Wisdom from the great Madeleine Albright + other memories from the Women's Conference.

Earlier this week I had the great pleasure of attending the Women's Conference. Now these things can go a few ways. You get 25,000 women together and you can have a large trade show floor full of knitting circles and estrogen pills and female finance tools (because, of course, we need our own finance tools--we are simply so inept, are we not?). Or you can get 2 days of intelligent conversations between thoughtful, smart people [who happen to be women].

The 2009 Women's Conference was a little bit of both. But I will skip talk about the expo hall--where I passed more booths selling scarves and handbags than I care to wax on about and sampled more energy bars than one should consume in a 24 hour period--and jump straight to the heart of the Conference, founded and hosted by Cali's First Lady, Maria Shriver: Madeleine Albright at the Luncheon Panel.

Madame Secretary--as the panel moderator, David Gregory, kept calling her--or Madeleine, as she insisted on being called--is perhaps the sharpest tool in the proverbial shed of females living today. And I was honored to hear the 72 year-old firecracker speak.

A couple of memorable quips from her lunchtime banter with co-panelists Valerie B. Jarrett (Senior Advisor to President Obama), Amy Holmes and Claire Shipman...

'I think every woman's middle name is guilt.'

'I think there's a special place in hell for women who don't help each other.'

'Women don't have to hate men to get ahead.'

And it is the last quote that stood out as especially poignant at a conference like this one. It is so unfortunately commonplace for women, when they get together to 'empower' themselves, to form coups against the so-called 'majority' of men.

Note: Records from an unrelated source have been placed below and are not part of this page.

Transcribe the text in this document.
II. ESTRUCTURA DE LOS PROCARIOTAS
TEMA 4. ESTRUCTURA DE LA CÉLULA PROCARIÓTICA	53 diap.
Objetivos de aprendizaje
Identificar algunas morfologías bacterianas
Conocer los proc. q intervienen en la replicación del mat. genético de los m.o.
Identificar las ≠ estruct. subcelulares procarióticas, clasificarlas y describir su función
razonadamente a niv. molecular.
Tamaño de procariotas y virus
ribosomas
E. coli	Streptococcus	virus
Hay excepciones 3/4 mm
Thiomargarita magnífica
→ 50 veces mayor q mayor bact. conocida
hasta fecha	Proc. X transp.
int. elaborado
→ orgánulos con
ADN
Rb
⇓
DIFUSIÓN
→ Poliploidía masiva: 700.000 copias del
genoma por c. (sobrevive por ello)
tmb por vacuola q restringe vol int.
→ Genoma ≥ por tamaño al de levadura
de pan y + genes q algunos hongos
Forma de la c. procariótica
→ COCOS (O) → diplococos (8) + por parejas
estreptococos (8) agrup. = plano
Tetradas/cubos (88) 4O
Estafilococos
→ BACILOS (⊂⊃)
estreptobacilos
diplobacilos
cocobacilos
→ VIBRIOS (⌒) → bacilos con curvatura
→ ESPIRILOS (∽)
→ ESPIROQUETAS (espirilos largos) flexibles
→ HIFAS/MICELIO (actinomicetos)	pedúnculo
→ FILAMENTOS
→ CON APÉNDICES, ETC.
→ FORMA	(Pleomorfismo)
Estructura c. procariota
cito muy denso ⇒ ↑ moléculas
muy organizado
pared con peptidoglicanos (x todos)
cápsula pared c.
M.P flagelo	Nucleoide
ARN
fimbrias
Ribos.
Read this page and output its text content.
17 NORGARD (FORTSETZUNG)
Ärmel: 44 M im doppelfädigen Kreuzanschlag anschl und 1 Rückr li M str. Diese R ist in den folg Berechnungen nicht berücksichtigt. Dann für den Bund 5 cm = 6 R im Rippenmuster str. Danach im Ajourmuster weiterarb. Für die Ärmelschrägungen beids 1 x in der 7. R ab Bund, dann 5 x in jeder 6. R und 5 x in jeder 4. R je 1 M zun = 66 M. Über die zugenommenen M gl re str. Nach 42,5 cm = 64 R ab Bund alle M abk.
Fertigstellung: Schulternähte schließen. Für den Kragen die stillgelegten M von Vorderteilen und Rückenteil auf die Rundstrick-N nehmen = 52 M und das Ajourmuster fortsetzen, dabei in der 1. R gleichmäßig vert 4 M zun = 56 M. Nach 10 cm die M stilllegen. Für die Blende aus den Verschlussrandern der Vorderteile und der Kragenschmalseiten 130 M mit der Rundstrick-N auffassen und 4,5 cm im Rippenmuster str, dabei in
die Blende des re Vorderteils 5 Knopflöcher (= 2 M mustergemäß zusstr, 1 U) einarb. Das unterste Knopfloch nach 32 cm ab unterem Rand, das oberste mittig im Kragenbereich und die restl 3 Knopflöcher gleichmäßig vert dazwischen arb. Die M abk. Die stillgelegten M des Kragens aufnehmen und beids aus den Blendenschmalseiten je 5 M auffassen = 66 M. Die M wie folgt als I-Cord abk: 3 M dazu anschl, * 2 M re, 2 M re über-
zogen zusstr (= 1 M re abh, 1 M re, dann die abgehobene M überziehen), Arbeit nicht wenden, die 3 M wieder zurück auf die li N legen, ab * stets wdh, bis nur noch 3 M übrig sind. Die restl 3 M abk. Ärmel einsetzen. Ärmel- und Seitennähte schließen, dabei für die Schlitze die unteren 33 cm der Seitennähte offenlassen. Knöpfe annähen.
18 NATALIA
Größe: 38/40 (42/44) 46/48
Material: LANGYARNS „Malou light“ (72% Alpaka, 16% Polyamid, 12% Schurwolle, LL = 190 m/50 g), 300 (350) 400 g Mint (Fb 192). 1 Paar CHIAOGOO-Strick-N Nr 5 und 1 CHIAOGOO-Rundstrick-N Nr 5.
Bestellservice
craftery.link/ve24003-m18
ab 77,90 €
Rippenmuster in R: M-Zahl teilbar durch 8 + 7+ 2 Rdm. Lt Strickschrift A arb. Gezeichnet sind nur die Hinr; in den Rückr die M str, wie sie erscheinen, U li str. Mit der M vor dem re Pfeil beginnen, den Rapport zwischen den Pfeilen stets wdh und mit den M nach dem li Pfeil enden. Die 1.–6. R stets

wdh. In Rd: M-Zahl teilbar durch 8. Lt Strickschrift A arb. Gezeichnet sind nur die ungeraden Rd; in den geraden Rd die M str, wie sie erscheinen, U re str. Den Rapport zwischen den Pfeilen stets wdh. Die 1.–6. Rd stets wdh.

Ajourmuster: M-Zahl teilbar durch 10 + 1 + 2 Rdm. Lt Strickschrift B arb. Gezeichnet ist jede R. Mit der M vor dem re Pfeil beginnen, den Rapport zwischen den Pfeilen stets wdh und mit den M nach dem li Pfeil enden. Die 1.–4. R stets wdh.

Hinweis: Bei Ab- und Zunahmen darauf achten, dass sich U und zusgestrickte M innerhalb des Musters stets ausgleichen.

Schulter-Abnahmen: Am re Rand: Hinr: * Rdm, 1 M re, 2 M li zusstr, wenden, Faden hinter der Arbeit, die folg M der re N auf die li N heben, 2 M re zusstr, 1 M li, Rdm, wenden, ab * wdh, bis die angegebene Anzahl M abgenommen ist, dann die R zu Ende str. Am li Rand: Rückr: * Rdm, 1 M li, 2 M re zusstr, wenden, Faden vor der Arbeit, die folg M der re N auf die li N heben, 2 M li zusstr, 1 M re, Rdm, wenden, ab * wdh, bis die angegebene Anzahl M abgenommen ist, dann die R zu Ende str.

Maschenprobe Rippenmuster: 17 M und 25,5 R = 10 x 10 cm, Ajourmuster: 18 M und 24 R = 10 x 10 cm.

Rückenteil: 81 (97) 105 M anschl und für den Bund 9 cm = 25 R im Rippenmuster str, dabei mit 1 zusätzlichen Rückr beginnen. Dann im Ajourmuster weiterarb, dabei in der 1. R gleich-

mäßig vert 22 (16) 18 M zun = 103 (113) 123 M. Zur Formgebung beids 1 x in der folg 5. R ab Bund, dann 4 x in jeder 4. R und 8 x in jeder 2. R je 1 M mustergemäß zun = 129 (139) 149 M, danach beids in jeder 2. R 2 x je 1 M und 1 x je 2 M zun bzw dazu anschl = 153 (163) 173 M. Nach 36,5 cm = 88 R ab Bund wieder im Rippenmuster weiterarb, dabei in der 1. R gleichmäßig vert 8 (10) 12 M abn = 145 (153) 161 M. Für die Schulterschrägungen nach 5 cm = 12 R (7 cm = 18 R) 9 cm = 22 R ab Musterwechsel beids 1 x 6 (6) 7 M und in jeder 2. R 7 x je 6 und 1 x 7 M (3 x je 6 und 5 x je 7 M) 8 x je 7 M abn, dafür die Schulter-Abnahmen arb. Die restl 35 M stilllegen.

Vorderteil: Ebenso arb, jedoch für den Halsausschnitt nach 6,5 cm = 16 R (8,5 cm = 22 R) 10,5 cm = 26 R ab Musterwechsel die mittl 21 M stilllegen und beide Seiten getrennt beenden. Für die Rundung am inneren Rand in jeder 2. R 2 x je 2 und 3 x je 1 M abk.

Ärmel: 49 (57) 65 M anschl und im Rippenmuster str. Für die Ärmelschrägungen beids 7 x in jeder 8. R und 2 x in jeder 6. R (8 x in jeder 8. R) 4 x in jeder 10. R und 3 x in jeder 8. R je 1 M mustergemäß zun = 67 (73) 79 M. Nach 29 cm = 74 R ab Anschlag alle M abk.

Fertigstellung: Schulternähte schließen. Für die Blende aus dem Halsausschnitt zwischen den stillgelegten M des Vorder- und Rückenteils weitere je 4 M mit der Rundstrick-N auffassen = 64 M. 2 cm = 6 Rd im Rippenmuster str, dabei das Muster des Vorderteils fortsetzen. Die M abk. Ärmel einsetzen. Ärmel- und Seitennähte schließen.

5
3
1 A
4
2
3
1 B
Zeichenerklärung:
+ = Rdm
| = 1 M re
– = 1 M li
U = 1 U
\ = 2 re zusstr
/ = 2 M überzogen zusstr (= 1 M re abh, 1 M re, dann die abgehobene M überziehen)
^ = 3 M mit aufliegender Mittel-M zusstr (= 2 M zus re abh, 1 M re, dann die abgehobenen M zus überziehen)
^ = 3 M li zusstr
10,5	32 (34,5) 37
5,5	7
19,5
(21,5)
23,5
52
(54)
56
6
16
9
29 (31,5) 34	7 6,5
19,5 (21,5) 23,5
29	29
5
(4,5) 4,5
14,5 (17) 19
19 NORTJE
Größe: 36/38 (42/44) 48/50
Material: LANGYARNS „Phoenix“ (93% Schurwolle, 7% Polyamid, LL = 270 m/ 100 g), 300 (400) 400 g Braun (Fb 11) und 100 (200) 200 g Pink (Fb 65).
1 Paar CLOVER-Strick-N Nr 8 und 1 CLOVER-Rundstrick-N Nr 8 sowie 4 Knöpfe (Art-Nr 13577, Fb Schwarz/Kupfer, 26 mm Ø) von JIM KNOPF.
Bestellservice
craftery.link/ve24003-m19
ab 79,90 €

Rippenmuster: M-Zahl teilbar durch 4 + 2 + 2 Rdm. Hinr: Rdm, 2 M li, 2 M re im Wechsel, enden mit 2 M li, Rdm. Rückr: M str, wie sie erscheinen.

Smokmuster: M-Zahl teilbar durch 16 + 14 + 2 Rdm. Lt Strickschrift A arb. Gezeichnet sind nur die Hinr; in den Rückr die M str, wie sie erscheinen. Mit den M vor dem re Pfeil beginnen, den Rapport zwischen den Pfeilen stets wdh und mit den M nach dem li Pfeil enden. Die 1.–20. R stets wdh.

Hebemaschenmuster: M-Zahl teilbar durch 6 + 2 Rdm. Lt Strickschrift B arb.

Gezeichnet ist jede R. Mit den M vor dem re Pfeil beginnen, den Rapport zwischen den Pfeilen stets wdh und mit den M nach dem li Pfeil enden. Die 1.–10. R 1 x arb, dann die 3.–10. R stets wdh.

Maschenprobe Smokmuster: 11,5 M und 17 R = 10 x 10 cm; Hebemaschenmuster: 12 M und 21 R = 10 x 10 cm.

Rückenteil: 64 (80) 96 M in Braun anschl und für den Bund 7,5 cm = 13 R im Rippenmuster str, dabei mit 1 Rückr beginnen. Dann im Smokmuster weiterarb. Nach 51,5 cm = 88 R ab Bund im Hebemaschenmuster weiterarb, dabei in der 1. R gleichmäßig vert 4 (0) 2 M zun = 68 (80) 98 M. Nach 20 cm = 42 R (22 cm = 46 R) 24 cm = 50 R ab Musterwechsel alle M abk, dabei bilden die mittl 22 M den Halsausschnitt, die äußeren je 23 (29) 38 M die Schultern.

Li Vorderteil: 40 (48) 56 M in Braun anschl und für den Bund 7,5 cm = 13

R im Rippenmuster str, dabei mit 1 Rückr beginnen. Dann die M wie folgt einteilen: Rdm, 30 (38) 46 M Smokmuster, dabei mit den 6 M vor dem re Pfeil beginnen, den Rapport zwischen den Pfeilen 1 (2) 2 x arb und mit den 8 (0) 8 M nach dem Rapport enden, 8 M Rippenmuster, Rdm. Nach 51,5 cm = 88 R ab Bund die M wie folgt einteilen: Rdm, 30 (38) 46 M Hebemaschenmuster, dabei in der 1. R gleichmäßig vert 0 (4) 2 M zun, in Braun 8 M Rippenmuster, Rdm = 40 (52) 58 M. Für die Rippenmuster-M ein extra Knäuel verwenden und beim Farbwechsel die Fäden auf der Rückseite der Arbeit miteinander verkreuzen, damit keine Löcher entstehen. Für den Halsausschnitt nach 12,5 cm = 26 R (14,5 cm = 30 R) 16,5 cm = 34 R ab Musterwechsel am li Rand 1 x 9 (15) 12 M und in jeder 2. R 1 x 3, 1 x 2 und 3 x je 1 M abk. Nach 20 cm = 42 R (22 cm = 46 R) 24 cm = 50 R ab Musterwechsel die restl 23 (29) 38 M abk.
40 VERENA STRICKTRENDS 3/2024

Well, ladies, the 'majority' is not such a majority--they're half the population. We're half the population. What our fate becomes, and the burden we may carry from prior years of oppression, is no longer the sole fault of the opposite [and less gentle] sex. Our fate is ours to define and it is not healthy nor helpful to define it in juxtaposition to those with differing genetalia.

I hope that soon we won't find it necessary to hold conferences dedicated to women's issues. Issues are issues and they're shared amongst all of us--those who happen to be pretty and thoughtful and sensitive and those who happen to be, well, men. [Insert smiley face here. I promise kid.]